1 Daarom, nalatende het beginsel van de leer van Christus, laat ons tot de volmaaktheid voortvaren; niet wederom leggende het fundament van de bekering van dode werken, en van het geloof in God,
2 Van de leer der dopen, en van de oplegging der handen, en van de opstanding der doden, en van het eeuwige oordeel.
3 En dit zullen wij ook doen, indien God het toelaat.
Waarschuwing tegen afval van het geloof
4 Want het is onmogelijk, degenen, die eens verlicht geweest zijn, en de hemelse gave gesmaakt hebben, en de Heilige Geest deelachtig geworden zijn,
5 En gesmaakt hebben het goede woord Gods, en de krachten der toekomende eeuw,
6 En afvallig worden, die, zeg ik , weer te vernieuwen tot bekering, daar zij voor zichzelf de Zoon van God weer kruisigen en openlijk te schande maken.
7 Want de aarde, die de regen, menigmaal op haar komende, indrinkt, en bekwaam kruid voortbrengt voor degenen, door wie zij ook bebouwd wordt, die ontvangt zegen van God;
8 Maar die doornen en distelen draagt, die is verwerpelijk, en nabij de vervloeking, wier einde is tot verbranding.

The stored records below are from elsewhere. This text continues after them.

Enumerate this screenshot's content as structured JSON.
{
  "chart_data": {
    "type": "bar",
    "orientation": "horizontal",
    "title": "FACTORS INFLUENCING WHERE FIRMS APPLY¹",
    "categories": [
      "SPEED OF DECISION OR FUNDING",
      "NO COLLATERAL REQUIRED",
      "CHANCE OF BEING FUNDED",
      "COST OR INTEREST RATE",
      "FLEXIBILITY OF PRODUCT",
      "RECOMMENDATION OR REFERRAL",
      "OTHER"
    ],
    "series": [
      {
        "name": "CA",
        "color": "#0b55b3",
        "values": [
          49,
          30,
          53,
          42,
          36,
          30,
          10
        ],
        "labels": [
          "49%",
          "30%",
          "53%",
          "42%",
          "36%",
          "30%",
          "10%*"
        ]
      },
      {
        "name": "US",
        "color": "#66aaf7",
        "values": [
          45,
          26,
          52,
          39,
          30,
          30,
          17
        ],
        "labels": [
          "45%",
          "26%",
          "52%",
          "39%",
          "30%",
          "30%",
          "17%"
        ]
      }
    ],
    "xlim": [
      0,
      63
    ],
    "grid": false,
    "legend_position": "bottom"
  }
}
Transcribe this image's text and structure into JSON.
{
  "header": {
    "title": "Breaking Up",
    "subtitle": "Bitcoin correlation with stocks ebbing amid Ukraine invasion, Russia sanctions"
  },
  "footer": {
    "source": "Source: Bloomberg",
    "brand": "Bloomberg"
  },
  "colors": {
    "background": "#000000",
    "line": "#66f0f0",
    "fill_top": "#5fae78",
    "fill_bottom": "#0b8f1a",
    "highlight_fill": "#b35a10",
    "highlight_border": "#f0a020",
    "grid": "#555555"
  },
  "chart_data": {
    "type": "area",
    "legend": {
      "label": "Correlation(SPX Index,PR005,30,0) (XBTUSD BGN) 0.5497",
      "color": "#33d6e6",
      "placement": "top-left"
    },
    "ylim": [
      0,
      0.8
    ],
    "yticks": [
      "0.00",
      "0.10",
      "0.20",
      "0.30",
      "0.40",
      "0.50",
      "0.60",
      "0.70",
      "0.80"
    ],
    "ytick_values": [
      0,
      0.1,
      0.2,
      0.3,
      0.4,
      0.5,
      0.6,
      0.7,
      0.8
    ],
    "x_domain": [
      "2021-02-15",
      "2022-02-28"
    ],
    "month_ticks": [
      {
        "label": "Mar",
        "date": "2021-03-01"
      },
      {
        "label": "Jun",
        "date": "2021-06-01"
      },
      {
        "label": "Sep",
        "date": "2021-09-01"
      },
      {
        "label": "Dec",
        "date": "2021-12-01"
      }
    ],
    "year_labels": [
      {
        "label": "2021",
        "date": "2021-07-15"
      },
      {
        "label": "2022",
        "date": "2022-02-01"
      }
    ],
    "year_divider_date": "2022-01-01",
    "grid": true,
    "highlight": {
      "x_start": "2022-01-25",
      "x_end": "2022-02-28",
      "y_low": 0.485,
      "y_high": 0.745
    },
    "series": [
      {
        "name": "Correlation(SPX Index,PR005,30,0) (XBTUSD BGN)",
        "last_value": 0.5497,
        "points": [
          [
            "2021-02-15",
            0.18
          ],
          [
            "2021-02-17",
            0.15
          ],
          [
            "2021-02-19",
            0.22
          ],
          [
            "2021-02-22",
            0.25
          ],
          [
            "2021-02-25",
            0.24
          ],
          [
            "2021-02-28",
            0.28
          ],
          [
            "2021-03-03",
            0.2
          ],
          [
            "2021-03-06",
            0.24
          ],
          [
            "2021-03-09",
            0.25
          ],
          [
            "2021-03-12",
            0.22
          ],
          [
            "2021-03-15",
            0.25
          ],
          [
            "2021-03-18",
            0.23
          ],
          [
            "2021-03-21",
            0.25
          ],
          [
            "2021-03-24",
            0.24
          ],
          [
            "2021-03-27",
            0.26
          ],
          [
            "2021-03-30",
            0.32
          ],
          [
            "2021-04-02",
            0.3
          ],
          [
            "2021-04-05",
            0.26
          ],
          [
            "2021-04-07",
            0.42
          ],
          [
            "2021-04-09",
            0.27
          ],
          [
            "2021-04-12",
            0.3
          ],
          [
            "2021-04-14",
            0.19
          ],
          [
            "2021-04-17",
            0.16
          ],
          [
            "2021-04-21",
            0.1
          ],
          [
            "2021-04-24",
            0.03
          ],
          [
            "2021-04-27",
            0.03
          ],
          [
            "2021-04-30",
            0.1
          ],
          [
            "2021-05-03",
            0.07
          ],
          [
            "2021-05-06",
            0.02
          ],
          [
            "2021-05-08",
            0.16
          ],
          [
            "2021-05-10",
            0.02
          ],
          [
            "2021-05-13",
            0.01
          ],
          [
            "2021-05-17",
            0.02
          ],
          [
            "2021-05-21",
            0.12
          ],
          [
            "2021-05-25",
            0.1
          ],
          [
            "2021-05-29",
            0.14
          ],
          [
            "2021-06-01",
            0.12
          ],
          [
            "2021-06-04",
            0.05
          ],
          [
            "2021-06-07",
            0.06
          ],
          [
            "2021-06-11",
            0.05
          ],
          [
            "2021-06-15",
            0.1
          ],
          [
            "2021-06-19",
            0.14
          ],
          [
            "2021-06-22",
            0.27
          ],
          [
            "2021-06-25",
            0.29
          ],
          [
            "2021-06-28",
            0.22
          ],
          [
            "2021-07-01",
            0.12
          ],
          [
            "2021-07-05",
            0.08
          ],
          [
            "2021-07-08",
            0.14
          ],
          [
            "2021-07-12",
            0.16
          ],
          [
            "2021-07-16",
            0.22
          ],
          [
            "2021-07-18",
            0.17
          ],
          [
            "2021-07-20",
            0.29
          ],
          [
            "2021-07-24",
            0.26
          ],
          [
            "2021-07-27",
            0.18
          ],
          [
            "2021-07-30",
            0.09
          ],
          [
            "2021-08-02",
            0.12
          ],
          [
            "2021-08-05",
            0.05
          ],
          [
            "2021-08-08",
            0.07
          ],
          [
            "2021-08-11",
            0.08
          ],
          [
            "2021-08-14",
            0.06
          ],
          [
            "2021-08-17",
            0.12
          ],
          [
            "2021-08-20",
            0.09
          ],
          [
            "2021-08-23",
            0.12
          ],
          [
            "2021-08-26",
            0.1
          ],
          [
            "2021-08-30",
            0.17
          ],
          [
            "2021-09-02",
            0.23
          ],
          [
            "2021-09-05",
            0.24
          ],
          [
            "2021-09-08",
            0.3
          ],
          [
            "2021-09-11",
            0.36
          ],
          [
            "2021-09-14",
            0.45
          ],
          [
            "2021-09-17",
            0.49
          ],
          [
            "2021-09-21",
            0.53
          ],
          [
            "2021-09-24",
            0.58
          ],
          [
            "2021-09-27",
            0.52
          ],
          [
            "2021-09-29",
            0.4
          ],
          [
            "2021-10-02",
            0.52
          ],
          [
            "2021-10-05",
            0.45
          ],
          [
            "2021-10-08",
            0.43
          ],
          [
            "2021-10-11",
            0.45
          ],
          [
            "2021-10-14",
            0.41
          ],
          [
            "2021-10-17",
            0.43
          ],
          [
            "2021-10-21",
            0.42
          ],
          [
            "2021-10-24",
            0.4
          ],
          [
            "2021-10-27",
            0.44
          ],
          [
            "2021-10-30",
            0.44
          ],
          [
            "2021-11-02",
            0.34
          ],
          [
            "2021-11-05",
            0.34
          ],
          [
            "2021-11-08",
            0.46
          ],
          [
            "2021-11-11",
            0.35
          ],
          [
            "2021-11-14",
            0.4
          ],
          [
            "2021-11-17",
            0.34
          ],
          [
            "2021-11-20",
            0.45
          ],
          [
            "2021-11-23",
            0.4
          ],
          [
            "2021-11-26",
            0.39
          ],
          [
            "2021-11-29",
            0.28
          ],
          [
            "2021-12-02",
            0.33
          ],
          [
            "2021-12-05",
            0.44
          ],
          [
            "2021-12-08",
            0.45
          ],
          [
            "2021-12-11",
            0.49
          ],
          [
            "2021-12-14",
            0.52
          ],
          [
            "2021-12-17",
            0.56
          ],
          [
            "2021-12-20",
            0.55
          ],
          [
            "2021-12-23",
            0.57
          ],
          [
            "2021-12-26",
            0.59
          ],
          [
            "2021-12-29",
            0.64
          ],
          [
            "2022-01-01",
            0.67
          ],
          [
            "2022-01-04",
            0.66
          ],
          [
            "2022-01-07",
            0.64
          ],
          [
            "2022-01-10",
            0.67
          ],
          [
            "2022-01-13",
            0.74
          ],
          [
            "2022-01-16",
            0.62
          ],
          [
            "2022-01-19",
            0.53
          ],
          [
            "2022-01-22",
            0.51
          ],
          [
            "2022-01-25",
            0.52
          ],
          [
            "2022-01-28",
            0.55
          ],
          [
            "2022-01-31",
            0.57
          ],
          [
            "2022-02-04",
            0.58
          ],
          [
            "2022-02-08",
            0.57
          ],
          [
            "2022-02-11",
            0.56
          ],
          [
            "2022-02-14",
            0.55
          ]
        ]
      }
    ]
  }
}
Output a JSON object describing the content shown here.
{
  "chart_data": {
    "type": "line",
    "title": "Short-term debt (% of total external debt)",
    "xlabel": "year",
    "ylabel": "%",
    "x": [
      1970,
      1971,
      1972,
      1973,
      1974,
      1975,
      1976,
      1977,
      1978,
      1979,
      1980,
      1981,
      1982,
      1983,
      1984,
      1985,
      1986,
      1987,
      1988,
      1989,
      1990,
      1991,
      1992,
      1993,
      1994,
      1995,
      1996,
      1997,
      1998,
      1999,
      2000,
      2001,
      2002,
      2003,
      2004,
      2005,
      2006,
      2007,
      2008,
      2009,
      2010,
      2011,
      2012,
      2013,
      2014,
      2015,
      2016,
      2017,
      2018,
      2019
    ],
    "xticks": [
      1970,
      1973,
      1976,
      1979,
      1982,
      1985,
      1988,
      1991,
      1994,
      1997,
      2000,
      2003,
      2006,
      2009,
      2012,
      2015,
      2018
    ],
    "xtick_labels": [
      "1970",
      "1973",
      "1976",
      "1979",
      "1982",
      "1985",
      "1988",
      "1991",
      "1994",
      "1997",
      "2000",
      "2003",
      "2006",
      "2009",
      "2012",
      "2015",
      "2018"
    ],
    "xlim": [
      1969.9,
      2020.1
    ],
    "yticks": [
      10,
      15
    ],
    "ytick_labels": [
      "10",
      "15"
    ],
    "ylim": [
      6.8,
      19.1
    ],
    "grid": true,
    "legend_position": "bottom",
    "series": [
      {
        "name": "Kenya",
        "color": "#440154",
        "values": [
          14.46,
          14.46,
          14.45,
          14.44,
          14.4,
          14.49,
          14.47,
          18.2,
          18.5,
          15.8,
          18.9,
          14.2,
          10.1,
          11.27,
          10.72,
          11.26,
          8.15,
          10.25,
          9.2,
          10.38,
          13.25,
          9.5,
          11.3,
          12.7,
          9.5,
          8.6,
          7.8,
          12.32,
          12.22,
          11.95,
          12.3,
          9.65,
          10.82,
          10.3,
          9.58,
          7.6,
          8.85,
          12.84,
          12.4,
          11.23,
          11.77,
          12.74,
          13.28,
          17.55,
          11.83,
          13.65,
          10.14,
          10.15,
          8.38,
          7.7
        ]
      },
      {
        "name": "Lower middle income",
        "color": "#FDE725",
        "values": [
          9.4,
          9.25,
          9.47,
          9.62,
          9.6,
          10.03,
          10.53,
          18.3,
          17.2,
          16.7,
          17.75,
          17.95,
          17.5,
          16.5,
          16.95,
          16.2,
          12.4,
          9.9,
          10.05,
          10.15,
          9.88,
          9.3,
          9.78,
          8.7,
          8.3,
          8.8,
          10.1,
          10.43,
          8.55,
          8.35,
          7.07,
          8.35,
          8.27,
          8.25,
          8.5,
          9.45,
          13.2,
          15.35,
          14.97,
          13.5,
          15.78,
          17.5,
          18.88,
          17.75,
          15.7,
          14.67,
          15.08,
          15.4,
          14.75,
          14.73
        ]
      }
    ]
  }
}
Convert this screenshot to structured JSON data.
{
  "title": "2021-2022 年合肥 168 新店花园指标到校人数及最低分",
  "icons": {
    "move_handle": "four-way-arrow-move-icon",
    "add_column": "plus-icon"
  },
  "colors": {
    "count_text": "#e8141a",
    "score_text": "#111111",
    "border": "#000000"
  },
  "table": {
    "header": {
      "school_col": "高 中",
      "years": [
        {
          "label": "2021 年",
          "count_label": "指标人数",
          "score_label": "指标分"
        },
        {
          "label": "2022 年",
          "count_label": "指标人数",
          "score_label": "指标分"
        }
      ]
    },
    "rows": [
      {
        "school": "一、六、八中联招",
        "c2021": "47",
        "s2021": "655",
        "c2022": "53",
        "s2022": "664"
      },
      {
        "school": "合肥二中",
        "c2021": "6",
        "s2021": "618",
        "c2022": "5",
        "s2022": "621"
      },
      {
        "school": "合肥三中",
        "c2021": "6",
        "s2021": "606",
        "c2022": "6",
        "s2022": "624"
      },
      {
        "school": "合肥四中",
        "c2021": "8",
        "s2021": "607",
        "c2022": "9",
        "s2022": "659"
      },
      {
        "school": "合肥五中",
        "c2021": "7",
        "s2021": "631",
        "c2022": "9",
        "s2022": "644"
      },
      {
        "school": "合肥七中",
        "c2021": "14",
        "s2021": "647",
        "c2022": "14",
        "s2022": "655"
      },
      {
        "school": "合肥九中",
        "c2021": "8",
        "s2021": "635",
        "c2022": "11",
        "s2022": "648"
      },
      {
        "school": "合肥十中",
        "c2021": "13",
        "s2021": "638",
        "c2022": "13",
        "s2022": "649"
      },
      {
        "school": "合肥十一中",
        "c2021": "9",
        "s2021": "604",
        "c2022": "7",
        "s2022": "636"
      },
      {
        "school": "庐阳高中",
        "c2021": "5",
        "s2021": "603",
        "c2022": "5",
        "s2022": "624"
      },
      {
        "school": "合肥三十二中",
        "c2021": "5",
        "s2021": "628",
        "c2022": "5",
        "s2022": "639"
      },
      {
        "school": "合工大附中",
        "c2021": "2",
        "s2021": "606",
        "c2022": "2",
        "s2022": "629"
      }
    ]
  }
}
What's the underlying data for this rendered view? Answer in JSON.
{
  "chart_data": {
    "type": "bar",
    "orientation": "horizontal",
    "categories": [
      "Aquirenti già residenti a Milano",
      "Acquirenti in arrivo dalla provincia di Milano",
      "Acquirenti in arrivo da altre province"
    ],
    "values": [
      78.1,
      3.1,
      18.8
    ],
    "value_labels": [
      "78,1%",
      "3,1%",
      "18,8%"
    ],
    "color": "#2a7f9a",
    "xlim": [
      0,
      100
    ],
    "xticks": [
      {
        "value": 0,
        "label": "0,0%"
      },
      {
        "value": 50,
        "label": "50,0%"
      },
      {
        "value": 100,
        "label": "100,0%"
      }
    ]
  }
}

Vermaning tot standvastigheid gelijk Abraham
9 Maar, geliefden, wij verzekeren ons van u betere dingen, en met de zaligheid gevoegd, hoewel wij alzo spreken.
10 Want God is niet onrechtvaardig dat Hij uw werk zou vergeten, en de arbeid der liefde, die gij aan Zijn Naam bewezen hebt, daar gij de heiligen gediend hebt en nog dient.
11 Maar wij begeren, dat een ieder van u dezelfde naarstigheid bewijze, tot de volle verzekerdheid der hoop, tot het einde toe;
12 Opdat gij niet traag wordt, maar navolgers zijt van hen, die door geloof en lankmoedigheid de beloftenissen beërven.
13 Want toen God aan Abraham de belofte deed, daar Hij bij niemand, die meer was, had te zweren, zo zwoer Hij bij Zichzelf,
14 Zeggende: Waarlijk, zegenende zal Ik u zegenen, en vermenigvuldigende zal Ik u vermenigvuldigen.
15 En alzo, lankmoedig verwacht hebbende, heeft hij de belofte verkregen.
16 Want de mensen zweren wel bij hen, die meer zijn dan zij zijn , en de eed tot bevestiging is hun een einde van alle tegenspreken;
17 Waarin God, willende de erfgenamen van de beloftenis overvloediger bewijzen de onveranderlijkheid van Zijn raad, met een eed daartussen is gekomen;
18 Opdat wij, door twee onveranderlijke dingen, in welke het onmogelijk is dat God liegt, een sterke vertroosting zouden hebben, wij namelijk , die de toevlucht genomen hebben, om de voorgestelde hoop vast te houden;
19 Welke wij hebben als een anker der ziel, dat zeker en vast is, en ingaat in het binnenste van het voorhangsel;
20 Waar de Voorloper voor ons is ingegaan, namelijk Jezus, naar de ordening van Melchizédek, een Hogepriester geworden zijnde in eeuwigheid.